Mirabeau now caused Necker to be invested with a complete financial dictatorship. He spoke of the urgent wants of the state, of the labours of the assembly which did not permit it to discuss the plan of the minister, and which at the same time prevented its examining any other; of Necker's skill, which ensured the success of his own measure; and urged the assembly to leave with him the responsibility of its success, by confidently adopting it. As some did not approve of the views of the minister, and others suspected the intentions of Mirabeau with respect to him, he closed his speech, one of the most eloquent he ever delivered, by displaying bankruptcy impending, and exclaiming, "Vote this extraordinary subsidy, and may it prove sufficient! Vote it; for if you have doubts respecting the means, you have none respecting the want, and our inability to supply it. Vote it, for the public circumstances will not bear delay, and we shall be accountable for all postponement. Beware of asking for time; misfortune never grants it.
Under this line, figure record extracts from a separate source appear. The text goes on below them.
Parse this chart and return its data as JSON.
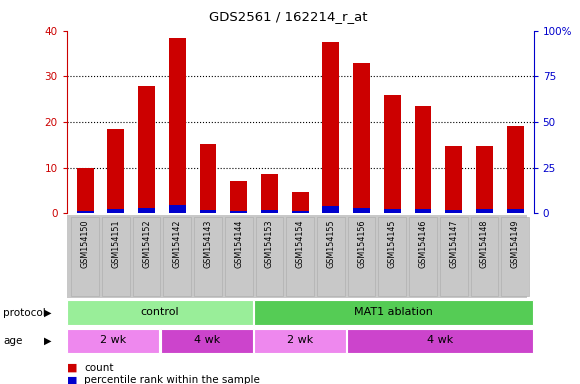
{
  "title": "GDS2561 / 162214_r_at",
  "samples": [
    "GSM154150",
    "GSM154151",
    "GSM154152",
    "GSM154142",
    "GSM154143",
    "GSM154144",
    "GSM154153",
    "GSM154154",
    "GSM154155",
    "GSM154156",
    "GSM154145",
    "GSM154146",
    "GSM154147",
    "GSM154148",
    "GSM154149"
  ],
  "count_values": [
    9.8,
    18.5,
    27.8,
    38.5,
    15.2,
    7.0,
    8.5,
    4.7,
    37.5,
    33.0,
    25.8,
    23.5,
    14.7,
    14.7,
    19.0
  ],
  "percentile_values": [
    1.0,
    2.5,
    3.0,
    4.2,
    1.8,
    1.2,
    1.5,
    1.0,
    4.0,
    3.0,
    2.5,
    2.5,
    1.5,
    2.0,
    2.5
  ],
  "bar_color_red": "#CC0000",
  "bar_color_blue": "#0000CC",
  "ylim_left": [
    0,
    40
  ],
  "ylim_right": [
    0,
    100
  ],
  "yticks_left": [
    0,
    10,
    20,
    30,
    40
  ],
  "yticks_right": [
    0,
    25,
    50,
    75,
    100
  ],
  "ytick_labels_right": [
    "0",
    "25",
    "50",
    "75",
    "100%"
  ],
  "left_axis_color": "#CC0000",
  "right_axis_color": "#0000CC",
  "legend_count_label": "count",
  "legend_pct_label": "percentile rank within the sample",
  "protocol_row_label": "protocol",
  "age_row_label": "age",
  "bar_width": 0.55,
  "tick_bg_color": "#C8C8C8",
  "protocol_light_green": "#99EE99",
  "protocol_dark_green": "#55CC55",
  "age_light_violet": "#EE88EE",
  "age_dark_violet": "#CC44CC"
}
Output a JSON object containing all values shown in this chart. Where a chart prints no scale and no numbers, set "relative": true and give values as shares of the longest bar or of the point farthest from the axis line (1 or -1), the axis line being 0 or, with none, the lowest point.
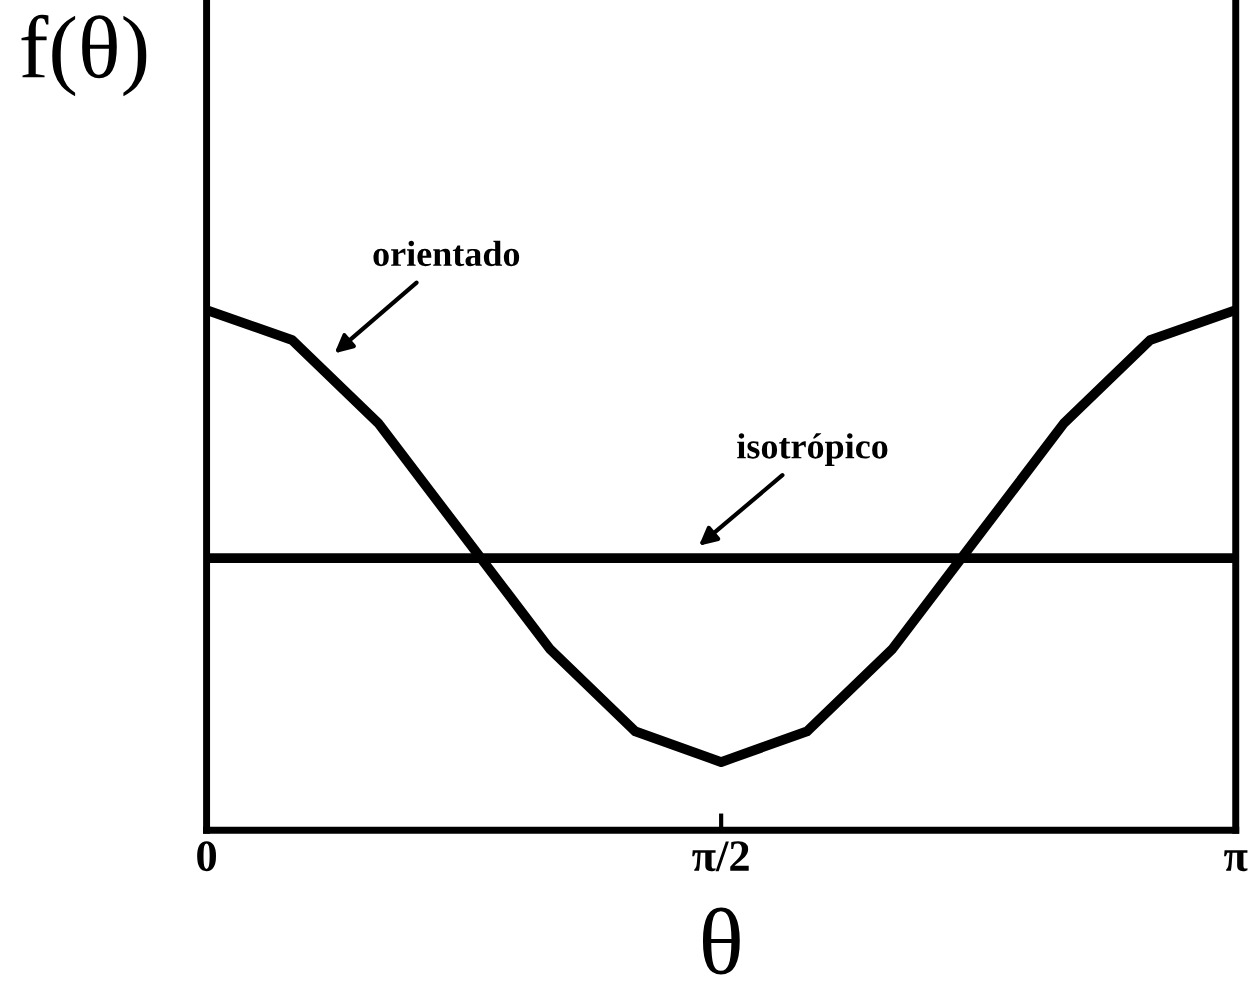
{
  "chart_data": {
    "type": "line",
    "relative": true,
    "xlabel": "θ",
    "ylabel": "f(θ)",
    "x": [
      0,
      0.2618,
      0.5236,
      0.7854,
      1.0472,
      1.309,
      1.5708,
      1.8326,
      2.0944,
      2.3562,
      2.618,
      2.8798,
      3.1416
    ],
    "xlim": [
      0,
      3.1416
    ],
    "xticks": [
      0,
      {
        "value": 1.5708,
        "label": "π/2"
      },
      {
        "value": 3.1416,
        "label": "π"
      }
    ],
    "series": [
      {
        "color": "#000000",
        "values": [
          1,
          0.942,
          0.783,
          0.566,
          0.349,
          0.19,
          0.131,
          0.19,
          0.349,
          0.566,
          0.783,
          0.942,
          1
        ]
      },
      {
        "color": "#000000",
        "values": [
          0.523,
          0.523,
          0.523,
          0.523,
          0.523,
          0.523,
          0.523,
          0.523,
          0.523,
          0.523,
          0.523,
          0.523,
          0.523
        ]
      }
    ],
    "annotations": [
      {
        "text": "orientado",
        "x": 0.378,
        "y": 0.91
      },
      {
        "text": "isotrópico",
        "x": 1.49,
        "y": 0.54
      }
    ],
    "grid": false,
    "legend": false,
    "marker": "none",
    "line_style": "solid"
  }
}
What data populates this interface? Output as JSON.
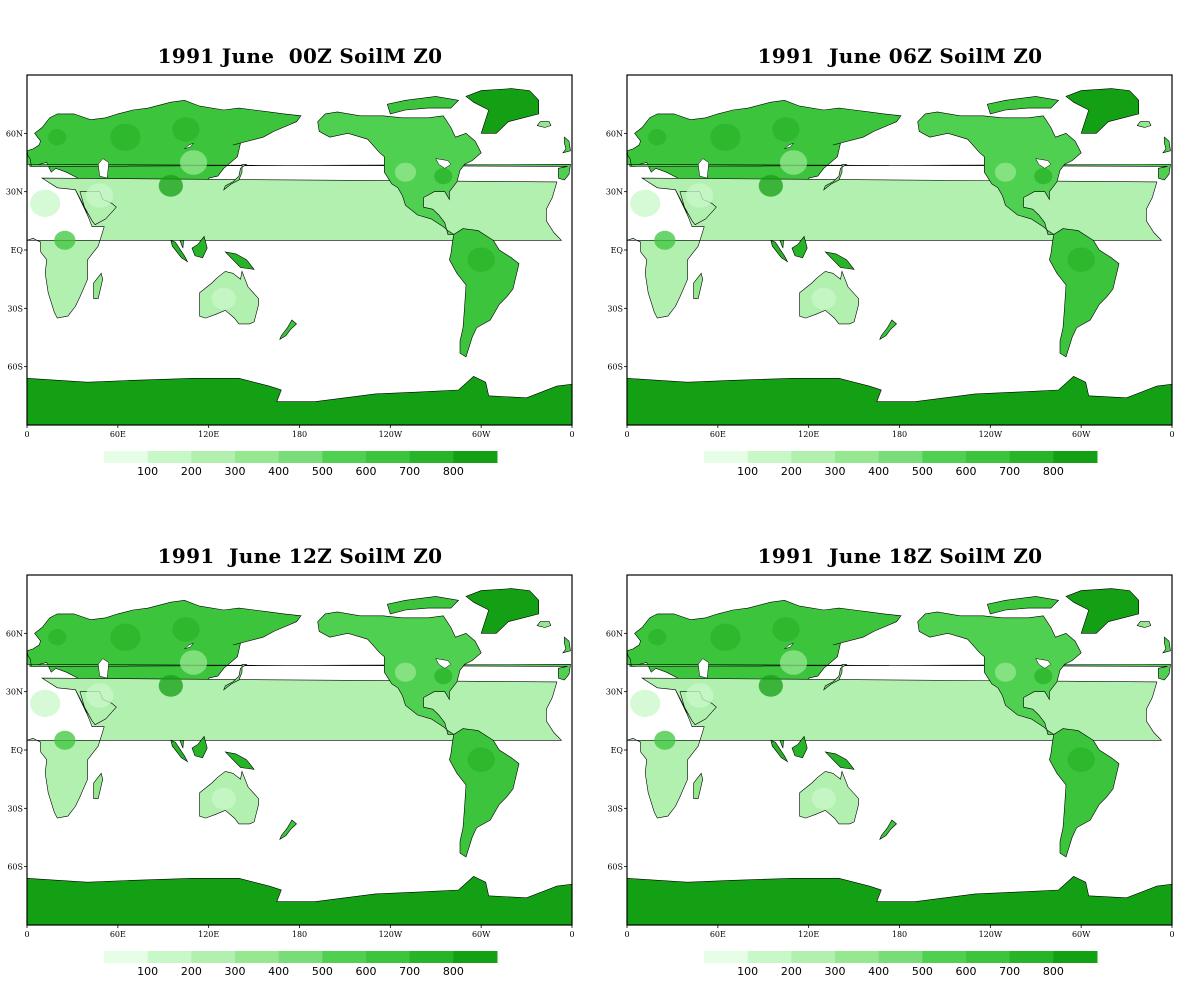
{
  "panels": [
    {
      "title": "1991 June  00Z SoilM Z0"
    },
    {
      "title": "1991  June 06Z SoilM Z0"
    },
    {
      "title": "1991  June 12Z SoilM Z0"
    },
    {
      "title": "1991  June 18Z SoilM Z0"
    }
  ],
  "map": {
    "projection": "latlon",
    "lon_range": [
      0,
      360
    ],
    "lat_range": [
      -90,
      90
    ],
    "lon_ticks": [
      {
        "value": 0,
        "label": "0"
      },
      {
        "value": 60,
        "label": "60E"
      },
      {
        "value": 120,
        "label": "120E"
      },
      {
        "value": 180,
        "label": "180"
      },
      {
        "value": 240,
        "label": "120W"
      },
      {
        "value": 300,
        "label": "60W"
      },
      {
        "value": 360,
        "label": "0"
      }
    ],
    "lat_ticks": [
      {
        "value": 60,
        "label": "60N"
      },
      {
        "value": 30,
        "label": "30N"
      },
      {
        "value": 0,
        "label": "EQ"
      },
      {
        "value": -30,
        "label": "30S"
      },
      {
        "value": -60,
        "label": "60S"
      }
    ]
  },
  "colorbar": {
    "labels": [
      "100",
      "200",
      "300",
      "400",
      "500",
      "600",
      "700",
      "800"
    ],
    "colors": [
      "#e6fee6",
      "#c8f8c8",
      "#b2f0b0",
      "#96e890",
      "#78dd78",
      "#50d050",
      "#3cc43c",
      "#28b428",
      "#14a014"
    ]
  },
  "colors": {
    "ocean": "#ffffff",
    "coast": "#000000",
    "antarctica": "#14a014"
  }
}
Gentlemen, on the occasion of a ridiculous motion at the Palais Royal, an absurd incursion, which had never had any importance, save in feeble imaginations, or the minds of men of ill designs and bad faith, you once heard these words, 'Catiline is at the gates of Rome, and yet they deliberate!' And yet there were around us neither Catiline, nor perils, nor factions, nor Rome. But now bankruptcy, hideous bankruptcy, is there; it threatens to consume you, your properties, your honour, and yet you deliberate!" Mirabeau had carried away the assembly by his oratory; and the patriotic contribution was voted with unanimous applause.